Last month, the Supreme Court granted investors in the failed Blue Chip schemes leave to appeal a decision of the Court of Appeal on the question (among others) of whether marketing by Blue Chip companies and their sales agents of investment products amounted to "offers of securities to the public", thereby triggering the requirements of the Securities Act 1978.
The Blue Chip purchasers have so far unsuccessfully alleged misrepresentation and misleading or deceptive conduct in an attempt to cancel their agreements for sale and purchase for apartment units.
This appeal will allow the purchasers to argue that the marketing of the investment products by Blue Chip and its sales agents breached the Securities Act and that, therefore, the developers should be prevented from enforcing the agreements for sale and purchase against them.

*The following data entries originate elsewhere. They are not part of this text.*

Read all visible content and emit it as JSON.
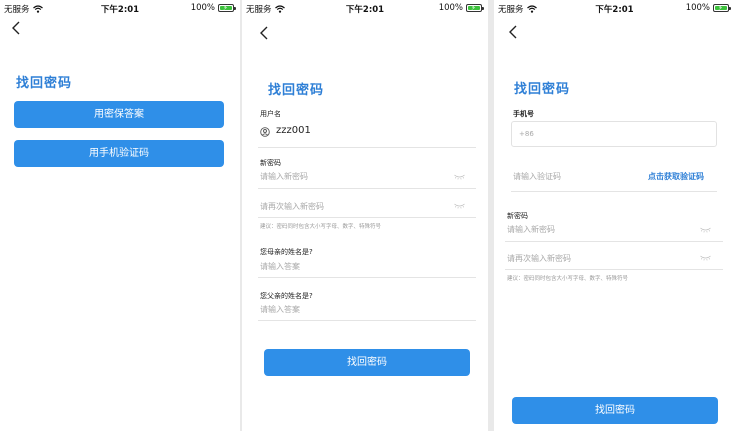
{
  "status_bar": {
    "carrier": "无服务",
    "time": "下午2:01",
    "battery": "100%"
  },
  "screen1": {
    "title": "找回密码",
    "security_question_button": "用密保答案",
    "phone_code_button": "用手机验证码"
  },
  "screen2": {
    "title": "找回密码",
    "username_label": "用户名",
    "username_value": "zzz001",
    "new_password_label": "新密码",
    "new_password_placeholder": "请输入新密码",
    "confirm_password_placeholder": "请再次输入新密码",
    "password_hint": "建议：密码同时包含大小写字母、数字、特殊符号",
    "question1_label": "您母亲的姓名是?",
    "question1_placeholder": "请输入答案",
    "question2_label": "您父亲的姓名是?",
    "question2_placeholder": "请输入答案",
    "submit_button": "找回密码"
  },
  "screen3": {
    "title": "找回密码",
    "phone_label": "手机号",
    "phone_prefix": "+86",
    "code_placeholder": "请输入验证码",
    "get_code_link": "点击获取验证码",
    "new_password_label": "新密码",
    "new_password_placeholder": "请输入新密码",
    "confirm_password_placeholder": "请再次输入新密码",
    "password_hint": "建议：密码同时包含大小写字母、数字、特殊符号",
    "submit_button": "找回密码"
  },
  "colors": {
    "accent": "#2f8fe8",
    "title": "#2e7fd6",
    "battery": "#3cc13c"
  }
}
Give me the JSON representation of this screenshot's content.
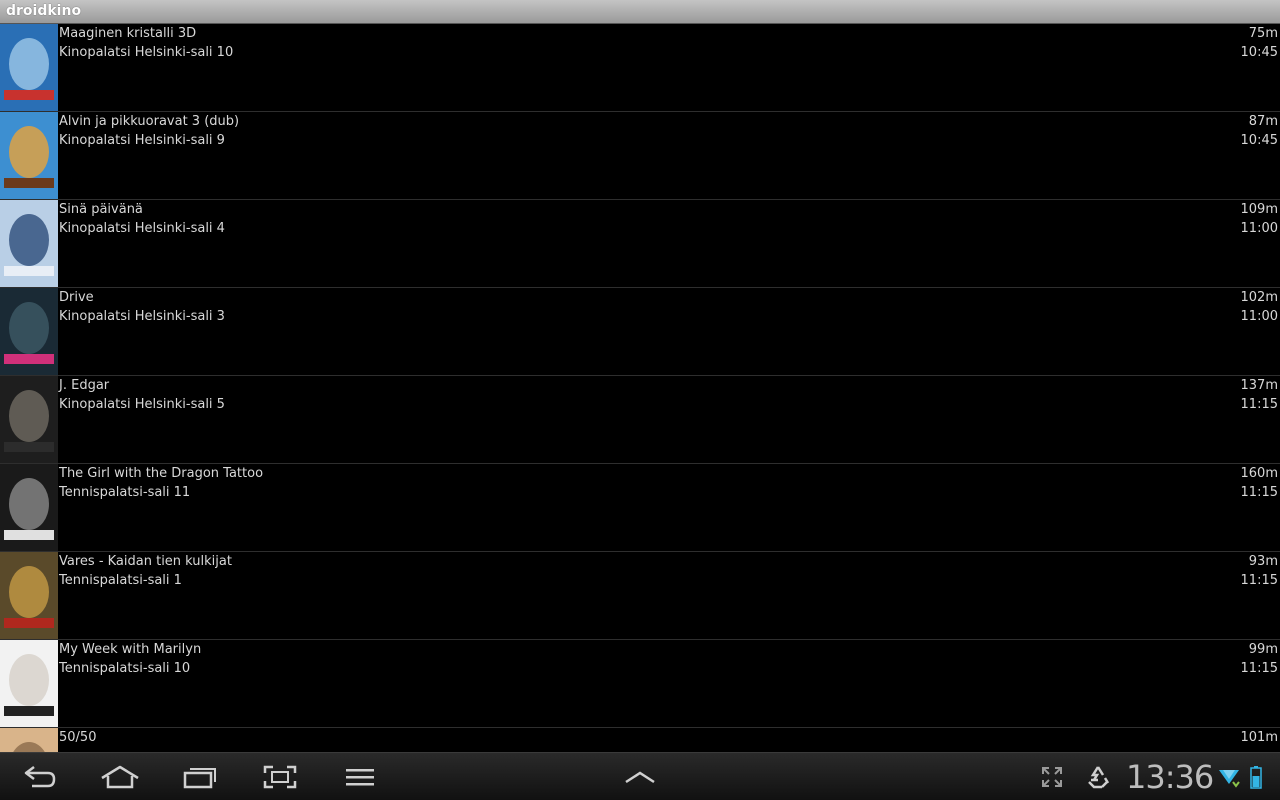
{
  "app": {
    "title": "droidkino"
  },
  "showings": [
    {
      "title": "Maaginen kristalli 3D",
      "venue": "Kinopalatsi Helsinki-sali 10",
      "duration": "75m",
      "time": "10:45",
      "poster_colors": [
        "#2a6fb5",
        "#9ec8e8",
        "#c8322e"
      ]
    },
    {
      "title": "Alvin ja pikkuoravat 3 (dub)",
      "venue": "Kinopalatsi Helsinki-sali 9",
      "duration": "87m",
      "time": "10:45",
      "poster_colors": [
        "#3d8fd1",
        "#e8a23a",
        "#6b3a1c"
      ]
    },
    {
      "title": "Sinä päivänä",
      "venue": "Kinopalatsi Helsinki-sali 4",
      "duration": "109m",
      "time": "11:00",
      "poster_colors": [
        "#b9cfe6",
        "#2d4c7a",
        "#e8eef6"
      ]
    },
    {
      "title": "Drive",
      "venue": "Kinopalatsi Helsinki-sali 3",
      "duration": "102m",
      "time": "11:00",
      "poster_colors": [
        "#1a2a35",
        "#3d5a66",
        "#d0307a"
      ]
    },
    {
      "title": "J. Edgar",
      "venue": "Kinopalatsi Helsinki-sali 5",
      "duration": "137m",
      "time": "11:15",
      "poster_colors": [
        "#1e1e1e",
        "#6f6a62",
        "#2c2c2c"
      ]
    },
    {
      "title": "The Girl with the Dragon Tattoo",
      "venue": "Tennispalatsi-sali 11",
      "duration": "160m",
      "time": "11:15",
      "poster_colors": [
        "#1a1a1a",
        "#8a8a8a",
        "#e0e0e0"
      ]
    },
    {
      "title": "Vares - Kaidan tien kulkijat",
      "venue": "Tennispalatsi-sali 1",
      "duration": "93m",
      "time": "11:15",
      "poster_colors": [
        "#5a4a2a",
        "#c49a45",
        "#b0281e"
      ]
    },
    {
      "title": "My Week with Marilyn",
      "venue": "Tennispalatsi-sali 10",
      "duration": "99m",
      "time": "11:15",
      "poster_colors": [
        "#f2f2f2",
        "#d6d0c8",
        "#222222"
      ]
    },
    {
      "title": "50/50",
      "venue": "",
      "duration": "101m",
      "time": "",
      "poster_colors": [
        "#d9b48a",
        "#8a6a4a",
        "#f0e0c8"
      ]
    }
  ],
  "navbar": {
    "back_icon": "back-arrow-icon",
    "home_icon": "home-icon",
    "recent_icon": "recent-apps-icon",
    "screenshot_icon": "screen-capture-icon",
    "menu_icon": "menu-icon",
    "up_icon": "chevron-up-icon",
    "expand_icon": "expand-icon",
    "recycle_icon": "recycle-icon",
    "wifi_icon": "wifi-icon",
    "battery_icon": "battery-icon",
    "clock": "13:36",
    "accent": "#33b5e5"
  }
}
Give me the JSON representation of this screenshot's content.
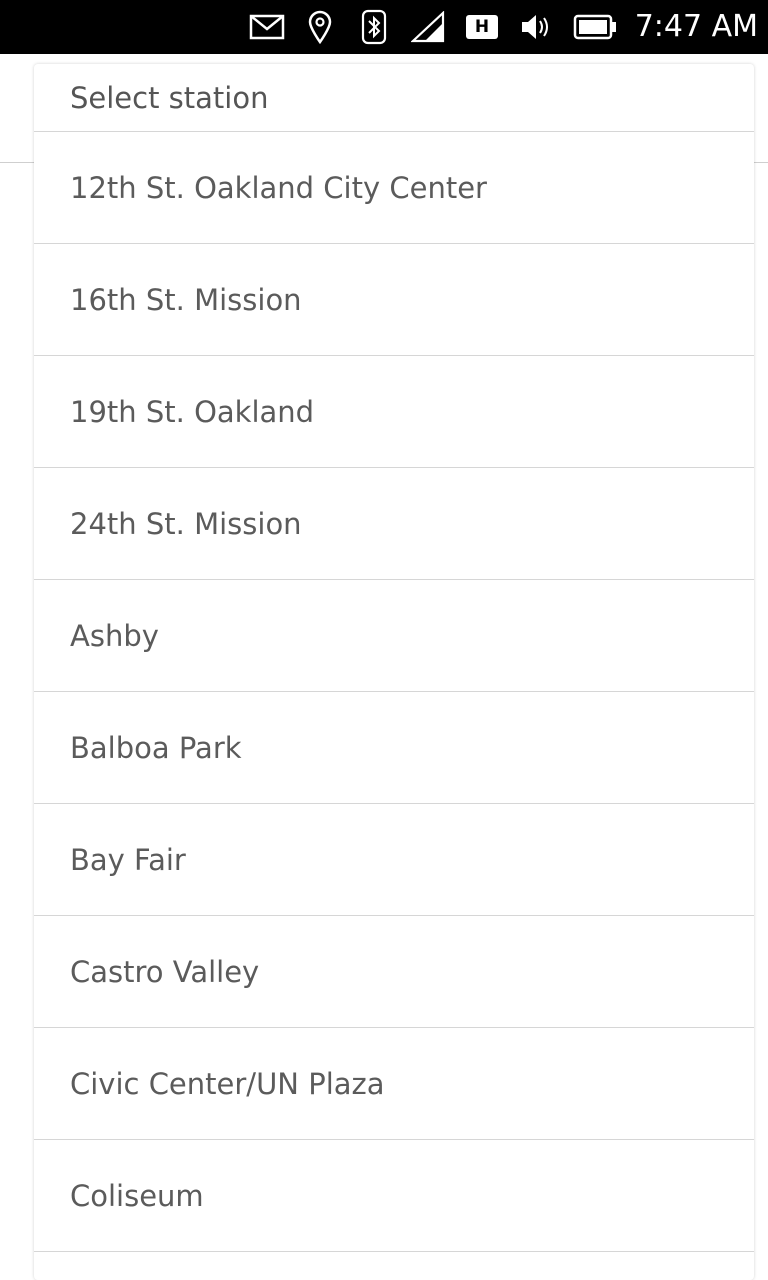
{
  "status_bar": {
    "time": "7:47 AM",
    "icons": [
      "mail-icon",
      "location-pin-icon",
      "bluetooth-icon",
      "signal-icon",
      "network-h-icon",
      "volume-icon",
      "battery-icon"
    ],
    "network_label": "H"
  },
  "dialog": {
    "title": "Select station",
    "stations": [
      "12th St. Oakland City Center",
      "16th St. Mission",
      "19th St. Oakland",
      "24th St. Mission",
      "Ashby",
      "Balboa Park",
      "Bay Fair",
      "Castro Valley",
      "Civic Center/UN Plaza",
      "Coliseum"
    ]
  }
}
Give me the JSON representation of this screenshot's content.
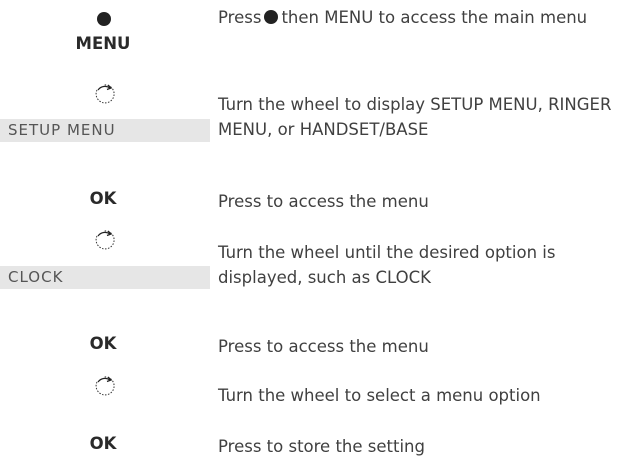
{
  "steps": [
    {
      "key": "MENU",
      "instruction_before": "Press",
      "instruction_after": "then MENU to access the main menu",
      "button_icon": "filled-circle-button"
    },
    {
      "display": "SETUP MENU",
      "instruction": "Turn the wheel to display SETUP MENU, RINGER MENU, or HANDSET/BASE",
      "icon": "wheel-turn-icon"
    },
    {
      "key": "OK",
      "instruction": "Press to access the menu"
    },
    {
      "display": "CLOCK",
      "instruction": "Turn the wheel until the desired option is displayed, such as CLOCK",
      "icon": "wheel-turn-icon"
    },
    {
      "key": "OK",
      "instruction": "Press to access the menu"
    },
    {
      "instruction": "Turn the wheel to select a menu option",
      "icon": "wheel-turn-icon"
    },
    {
      "key": "OK",
      "instruction": "Press to store the setting"
    }
  ]
}
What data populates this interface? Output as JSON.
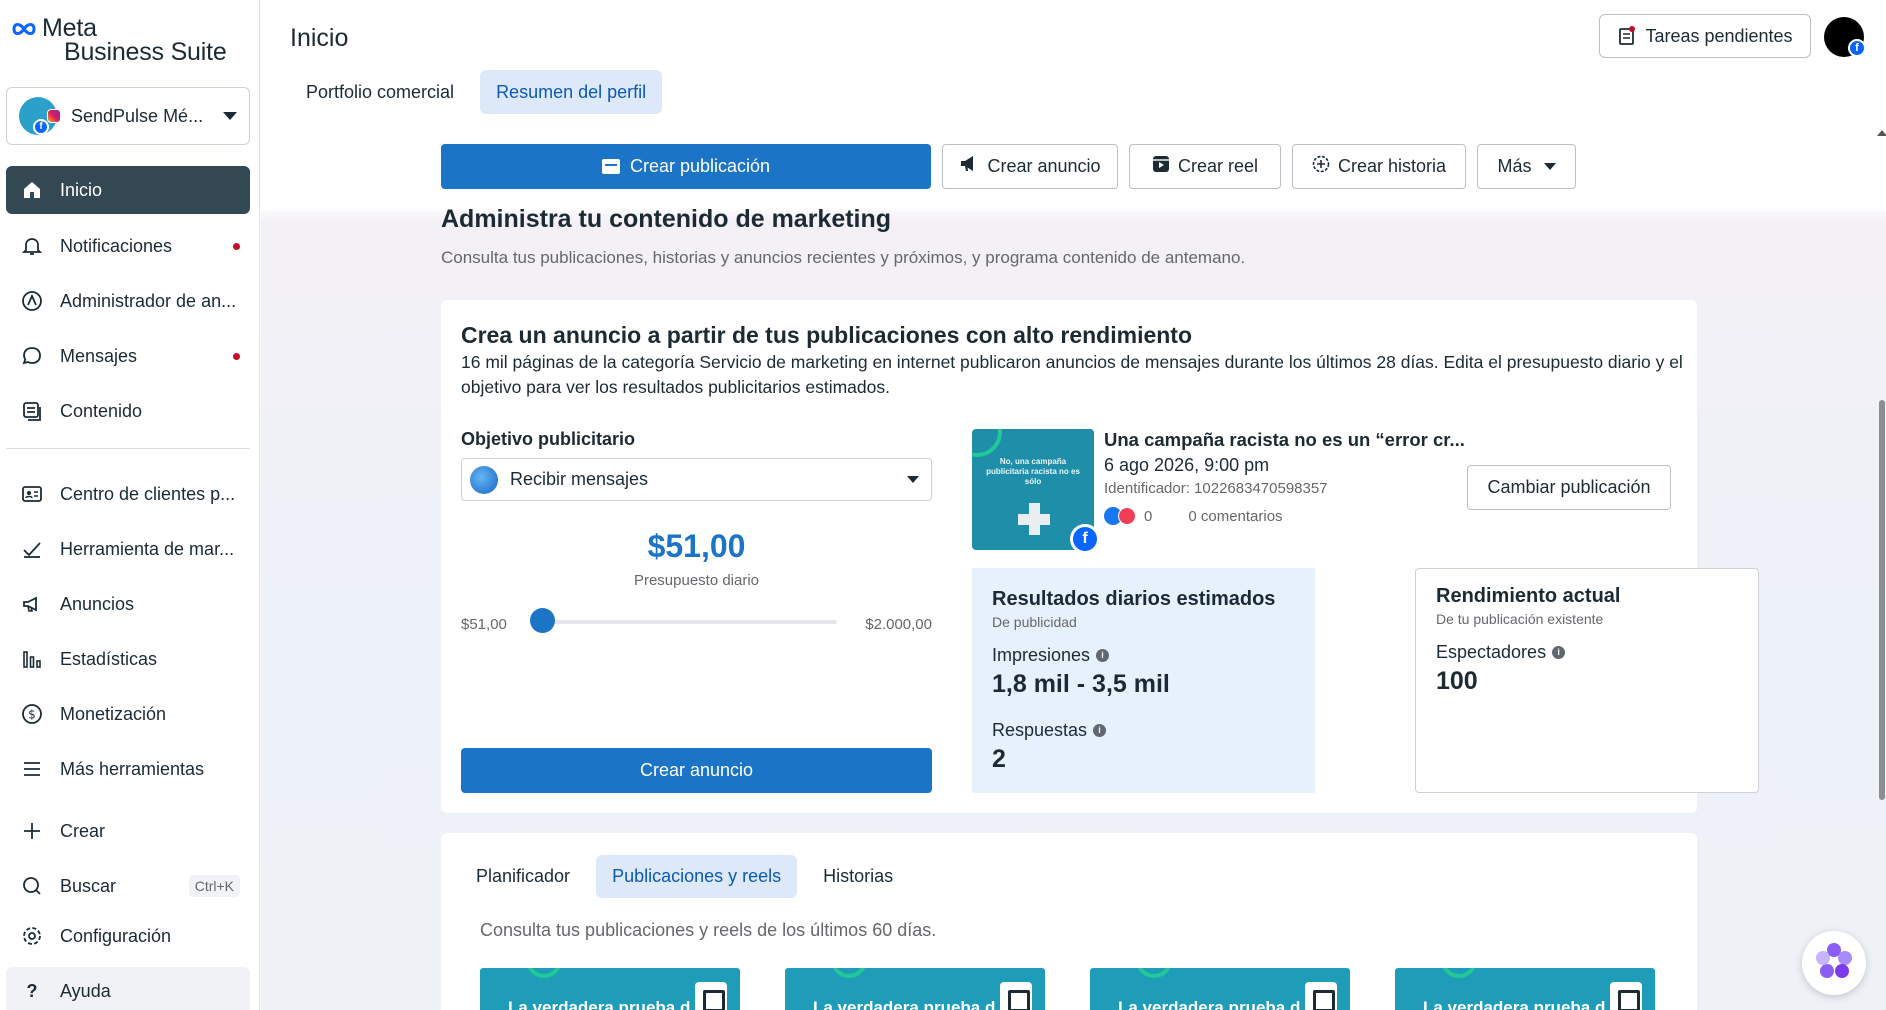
{
  "logo": {
    "brand": "Meta",
    "product": "Business Suite"
  },
  "account": {
    "name": "SendPulse Mé..."
  },
  "sidebar": {
    "items": [
      {
        "label": "Inicio",
        "icon": "home-icon",
        "active": true
      },
      {
        "label": "Notificaciones",
        "icon": "bell-icon",
        "dot": true
      },
      {
        "label": "Administrador de an...",
        "icon": "ads-manager-icon"
      },
      {
        "label": "Mensajes",
        "icon": "chat-icon",
        "dot": true
      },
      {
        "label": "Contenido",
        "icon": "content-icon"
      },
      {
        "label": "Centro de clientes p...",
        "icon": "contacts-icon"
      },
      {
        "label": "Herramienta de mar...",
        "icon": "tool-icon"
      },
      {
        "label": "Anuncios",
        "icon": "megaphone-icon"
      },
      {
        "label": "Estadísticas",
        "icon": "chart-icon"
      },
      {
        "label": "Monetización",
        "icon": "dollar-icon"
      },
      {
        "label": "Más herramientas",
        "icon": "menu-icon"
      },
      {
        "label": "Crear",
        "icon": "plus-icon"
      },
      {
        "label": "Buscar",
        "icon": "search-icon",
        "shortcut": "Ctrl+K"
      },
      {
        "label": "Configuración",
        "icon": "gear-icon"
      },
      {
        "label": "Ayuda",
        "icon": "help-icon"
      }
    ]
  },
  "header": {
    "title": "Inicio",
    "tabs": [
      "Portfolio comercial",
      "Resumen del perfil"
    ],
    "active_tab": "Resumen del perfil",
    "tasks_label": "Tareas pendientes"
  },
  "actions": {
    "create_post": "Crear publicación",
    "create_ad": "Crear anuncio",
    "create_reel": "Crear reel",
    "create_story": "Crear historia",
    "more": "Más"
  },
  "section": {
    "title": "Administra tu contenido de marketing",
    "subtitle": "Consulta tus publicaciones, historias y anuncios recientes y próximos, y programa contenido de antemano."
  },
  "ad_card": {
    "title": "Crea un anuncio a partir de tus publicaciones con alto rendimiento",
    "description": "16 mil páginas de la categoría Servicio de marketing en internet publicaron anuncios de mensajes durante los últimos 28 días. Edita el presupuesto diario y el objetivo para ver los resultados publicitarios estimados.",
    "objective_label": "Objetivo publicitario",
    "objective_value": "Recibir mensajes",
    "budget_amount": "$51,00",
    "budget_label": "Presupuesto diario",
    "slider_min": "$51,00",
    "slider_max": "$2.000,00",
    "slider_fraction": 0.0,
    "cta": "Crear anuncio",
    "post": {
      "thumb_text": "No, una campaña publicitaria racista no es sólo",
      "title": "Una campaña racista no es un “error cr...",
      "date": "6 ago 2026, 9:00 pm",
      "identifier": "Identificador: 1022683470598357",
      "reactions": "0",
      "comments": "0 comentarios",
      "change_button": "Cambiar publicación"
    },
    "estimated": {
      "title": "Resultados diarios estimados",
      "subtitle": "De publicidad",
      "impressions_label": "Impresiones",
      "impressions_value": "1,8 mil - 3,5 mil",
      "responses_label": "Respuestas",
      "responses_value": "2"
    },
    "performance": {
      "title": "Rendimiento actual",
      "subtitle": "De tu publicación existente",
      "viewers_label": "Espectadores",
      "viewers_value": "100"
    }
  },
  "posts_card": {
    "tabs": [
      "Planificador",
      "Publicaciones y reels",
      "Historias"
    ],
    "active_tab": "Publicaciones y reels",
    "subtitle": "Consulta tus publicaciones y reels de los últimos 60 días.",
    "thumbs": [
      {
        "text": "La verdadera prueba d"
      },
      {
        "text": "La verdadera prueba d"
      },
      {
        "text": "La verdadera prueba d"
      },
      {
        "text": "La verdadera prueba d"
      }
    ]
  },
  "colors": {
    "primary": "#1b74c5",
    "active_nav": "#344854",
    "notification_dot": "#c80a28"
  }
}
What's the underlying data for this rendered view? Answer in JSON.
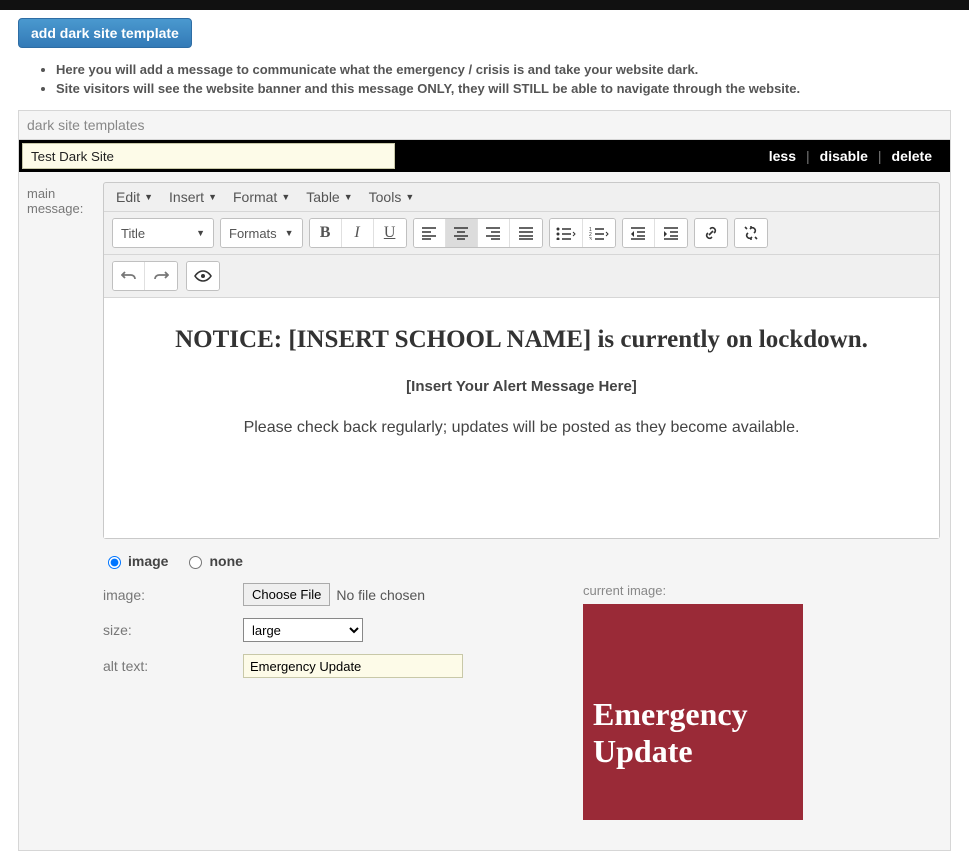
{
  "buttons": {
    "add_template": "add dark site template",
    "choose_file": "Choose File"
  },
  "help": [
    "Here you will add a message to communicate what the emergency / crisis is and take your website dark.",
    "Site visitors will see the website banner and this message ONLY, they will STILL be able to navigate through the website."
  ],
  "panel_title": "dark site templates",
  "template_name": "Test Dark Site",
  "actions": {
    "less": "less",
    "disable": "disable",
    "delete": "delete"
  },
  "labels": {
    "main_message": "main message:",
    "image": "image:",
    "size": "size:",
    "alt_text": "alt text:",
    "current_image": "current image:"
  },
  "editor": {
    "menubar": {
      "edit": "Edit",
      "insert": "Insert",
      "format": "Format",
      "table": "Table",
      "tools": "Tools"
    },
    "selects": {
      "title": "Title",
      "formats": "Formats"
    },
    "content": {
      "heading": "NOTICE: [INSERT SCHOOL NAME] is currently on lockdown.",
      "line1": "[Insert Your Alert Message Here]",
      "line2": "Please check back regularly; updates will be posted as they become available."
    }
  },
  "radio": {
    "image": "image",
    "none": "none"
  },
  "file_status": "No file chosen",
  "size_value": "large",
  "alt_value": "Emergency Update",
  "preview_text": "Emergency Update"
}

It will be interesting to see what arguments are presented on appeal in support of the proposition that the marketing was an offer of a security to the public and whether or not the appeal is successful.
The Government has recently undertaken a comprehensive review of securities law and that has resulted in the release of the draft Financial Markets Conduct Bill that aims to be a "one-stop shop" for securities law, according to the Commerce Minister Simon Power.
Although it will not be of assistance to the Blue Chip investors, the Bill is aimed at restoring confidence in New Zealand financial markets by providing better protections and clearer rules for companies looking to raise capital.
Aspects of the Bill include. -
• Replacing the requirement for issuers to prepare a prospectus and investment statement with a requirement to prepare a single "product disclosure statement" tailored to retail investors.
• A modified liability framework for breaches of securities law, with reckless and intentional breaches resulting in criminal liability and penalties of up to 10 years' imprisonment and fines of up to $1 million for individuals and $5 million for companies.
• Civil penalties of up to $1 million for individuals and $5 million for companies if they make misleading statements in a product disclosure statement and advertisements.
The Securities Act generally provides that securities may only be issued to "members of the public" if the issuer company has provided an investment statement and a registered prospectus.
This is intended to protect the public, by ensuring that they have all the necessary information in order to properly evaluate the proposed investment.
However, the limited exclusions to that disclosure regime (and the costs of compliance) have often proved difficult for small companies trying to raise capital quickly in order to get to market.
The draft Bill would make the disclosure rules clearer and also provide more flexibility around the exclusions to formal disclosure which will be a welcome relief for many operators trying to seek out capital investment.
Under the Securities Act, the disclosure exemptions are essentially limited to relatives or close business associates of the issuer (or a director of the issuer), habitual investors, investors who are paying a subscription price of not less than $500,000 and certain "eligible persons" who are wealthy or experienced.
The Financial Markets Conduct Bill proposes a new regime of disclosure exclusions including exclusions for "wholesale investors", employee share purchase schemes and "small offers" that are limited to a maximum of 20 investors raising not more than $2,000,000 in any 12-month period.
The "small offer" exclusion should be particularly useful for small to medium-sized businesses and, hopefully, this will be one tool that can be used to make capital investment easier for those prepared to take on the associated risk.
• David Smillie is a partner in the law firm Gallaway Cook Allan.